If I have I have 2 light curcuits in a area, If i shut off or lose one I do not need the emergency lights to go on because I have the other circuit on. I only want the emergency lights to go on if i lose both circuits
 

dicklaxt

Senior Member
I don't know how the Code reads but electrically, if you put a relay in parallel with the load in a circuit,it will drop out the relay closing one of its contacts on denergization,do this in each normal lighting circuit and then put the relay contacts in series in the emergency circuit.

dick
 

raberding

Senior Member
Location
Dayton, OH
Occupation
Consulting Engineer
emerg ltg

emerg ltg

NEC 700.12 describes the Source of Power requirements...if using Unit Equip (battery packs), the circuit needs to be the SAME CIRCUIT as that feeding the NORMAL lighting in the area
 

gadfly56

Senior Member
Location
New Jersey
Occupation
Professional Engineer, Fire & Life Safety
Maybe I did not post my question correctly.
If I have I have 2 light curcuits in a area, If i shut off or lose one I do not need the emergency lights to go on because I have the other circuit on.
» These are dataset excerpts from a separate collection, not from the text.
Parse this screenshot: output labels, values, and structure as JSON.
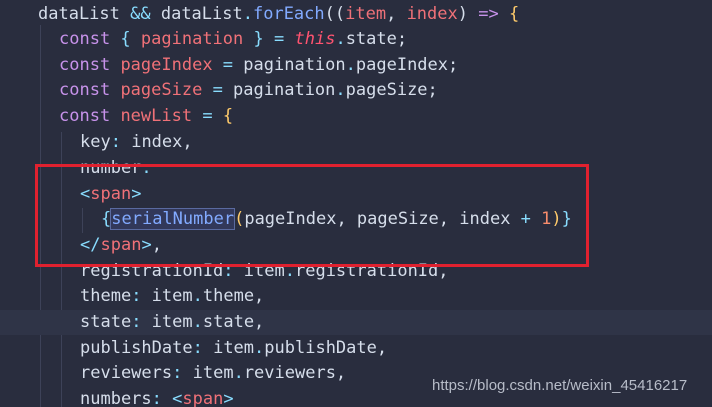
{
  "editor": {
    "lines": [
      {
        "tokens": [
          {
            "t": "dataList",
            "c": "plain"
          },
          {
            "t": " && ",
            "c": "op"
          },
          {
            "t": "dataList",
            "c": "plain"
          },
          {
            "t": ".",
            "c": "op"
          },
          {
            "t": "forEach",
            "c": "fn"
          },
          {
            "t": "((",
            "c": "plain"
          },
          {
            "t": "item",
            "c": "var"
          },
          {
            "t": ", ",
            "c": "plain"
          },
          {
            "t": "index",
            "c": "var"
          },
          {
            "t": ") ",
            "c": "plain"
          },
          {
            "t": "=>",
            "c": "kw"
          },
          {
            "t": " {",
            "c": "brace"
          }
        ]
      },
      {
        "tokens": [
          {
            "t": "const",
            "c": "kw"
          },
          {
            "t": " { ",
            "c": "op"
          },
          {
            "t": "pagination",
            "c": "var"
          },
          {
            "t": " } ",
            "c": "op"
          },
          {
            "t": "=",
            "c": "op"
          },
          {
            "t": " ",
            "c": "plain"
          },
          {
            "t": "this",
            "c": "this"
          },
          {
            "t": ".",
            "c": "op"
          },
          {
            "t": "state;",
            "c": "plain"
          }
        ]
      },
      {
        "tokens": [
          {
            "t": "const",
            "c": "kw"
          },
          {
            "t": " ",
            "c": "plain"
          },
          {
            "t": "pageIndex",
            "c": "var"
          },
          {
            "t": " = ",
            "c": "op"
          },
          {
            "t": "pagination",
            "c": "plain"
          },
          {
            "t": ".",
            "c": "op"
          },
          {
            "t": "pageIndex;",
            "c": "plain"
          }
        ]
      },
      {
        "tokens": [
          {
            "t": "const",
            "c": "kw"
          },
          {
            "t": " ",
            "c": "plain"
          },
          {
            "t": "pageSize",
            "c": "var"
          },
          {
            "t": " = ",
            "c": "op"
          },
          {
            "t": "pagination",
            "c": "plain"
          },
          {
            "t": ".",
            "c": "op"
          },
          {
            "t": "pageSize;",
            "c": "plain"
          }
        ]
      },
      {
        "tokens": [
          {
            "t": "const",
            "c": "kw"
          },
          {
            "t": " ",
            "c": "plain"
          },
          {
            "t": "newList",
            "c": "var"
          },
          {
            "t": " = ",
            "c": "op"
          },
          {
            "t": "{",
            "c": "brace"
          }
        ]
      },
      {
        "tokens": [
          {
            "t": "key",
            "c": "plain"
          },
          {
            "t": ": ",
            "c": "op"
          },
          {
            "t": "index,",
            "c": "plain"
          }
        ]
      },
      {
        "tokens": [
          {
            "t": "number",
            "c": "plain"
          },
          {
            "t": ":",
            "c": "op"
          }
        ]
      },
      {
        "tokens": [
          {
            "t": "<",
            "c": "punct"
          },
          {
            "t": "span",
            "c": "tag"
          },
          {
            "t": ">",
            "c": "punct"
          }
        ]
      },
      {
        "tokens": [
          {
            "t": "{",
            "c": "punct"
          },
          {
            "t": "serialNumber",
            "c": "fn",
            "hl": true
          },
          {
            "t": "(",
            "c": "brace"
          },
          {
            "t": "pageIndex, pageSize, index ",
            "c": "plain"
          },
          {
            "t": "+",
            "c": "op"
          },
          {
            "t": " ",
            "c": "plain"
          },
          {
            "t": "1",
            "c": "num"
          },
          {
            "t": ")",
            "c": "brace"
          },
          {
            "t": "}",
            "c": "punct"
          }
        ]
      },
      {
        "tokens": [
          {
            "t": "</",
            "c": "punct"
          },
          {
            "t": "span",
            "c": "tag"
          },
          {
            "t": ">",
            "c": "punct"
          },
          {
            "t": ",",
            "c": "plain"
          }
        ]
      },
      {
        "tokens": [
          {
            "t": "registrationId",
            "c": "plain"
          },
          {
            "t": ": ",
            "c": "op"
          },
          {
            "t": "item",
            "c": "plain"
          },
          {
            "t": ".",
            "c": "op"
          },
          {
            "t": "registrationId,",
            "c": "plain"
          }
        ]
      },
      {
        "tokens": [
          {
            "t": "theme",
            "c": "plain"
          },
          {
            "t": ": ",
            "c": "op"
          },
          {
            "t": "item",
            "c": "plain"
          },
          {
            "t": ".",
            "c": "op"
          },
          {
            "t": "theme,",
            "c": "plain"
          }
        ]
      },
      {
        "tokens": [
          {
            "t": "state",
            "c": "plain"
          },
          {
            "t": ": ",
            "c": "op"
          },
          {
            "t": "item",
            "c": "plain"
          },
          {
            "t": ".",
            "c": "op"
          },
          {
            "t": "state,",
            "c": "plain"
          }
        ]
      },
      {
        "tokens": [
          {
            "t": "publishDate",
            "c": "plain"
          },
          {
            "t": ": ",
            "c": "op"
          },
          {
            "t": "item",
            "c": "plain"
          },
          {
            "t": ".",
            "c": "op"
          },
          {
            "t": "publishDate,",
            "c": "plain"
          }
        ]
      },
      {
        "tokens": [
          {
            "t": "reviewers",
            "c": "plain"
          },
          {
            "t": ": ",
            "c": "op"
          },
          {
            "t": "item",
            "c": "plain"
          },
          {
            "t": ".",
            "c": "op"
          },
          {
            "t": "reviewers,",
            "c": "plain"
          }
        ]
      },
      {
        "tokens": [
          {
            "t": "numbers",
            "c": "plain"
          },
          {
            "t": ": ",
            "c": "op"
          },
          {
            "t": "<",
            "c": "punct"
          },
          {
            "t": "span",
            "c": "tag"
          },
          {
            "t": ">",
            "c": "punct"
          }
        ]
      }
    ]
  },
  "watermark": "https://blog.csdn.net/weixin_45416217"
}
I only want the emergency lights to go on if i lose both circuits
So the lighting is set up like this?

A B A B A B A B
B A B A B A B A
A B A B A B A B

And it's open plan, with no closed offices or areas not covered by both circuits? If the answer to any of these is "no", then I think you still need to have the e-lights go on in the area affected, even if some light bleeds over from adjacent lighting or exterior windows.
 
your gonna have to decide which circuit you want the exits on. you cannot wire them in the manner you describe. you may split them between the two lighting circuits but to have one circuit fail and the other still energized without activating your device is not gonna happen unless the device is on the failed circuit.
 

TNGuy81

Member
Location
Nashville TN
you got to have them on a circuit thats constantly hot 24/7 and dedicated. They will have a battery back up when the circuit/power is down that will light them up for ruffly an hour. Put them on with ur night lights is what i would do.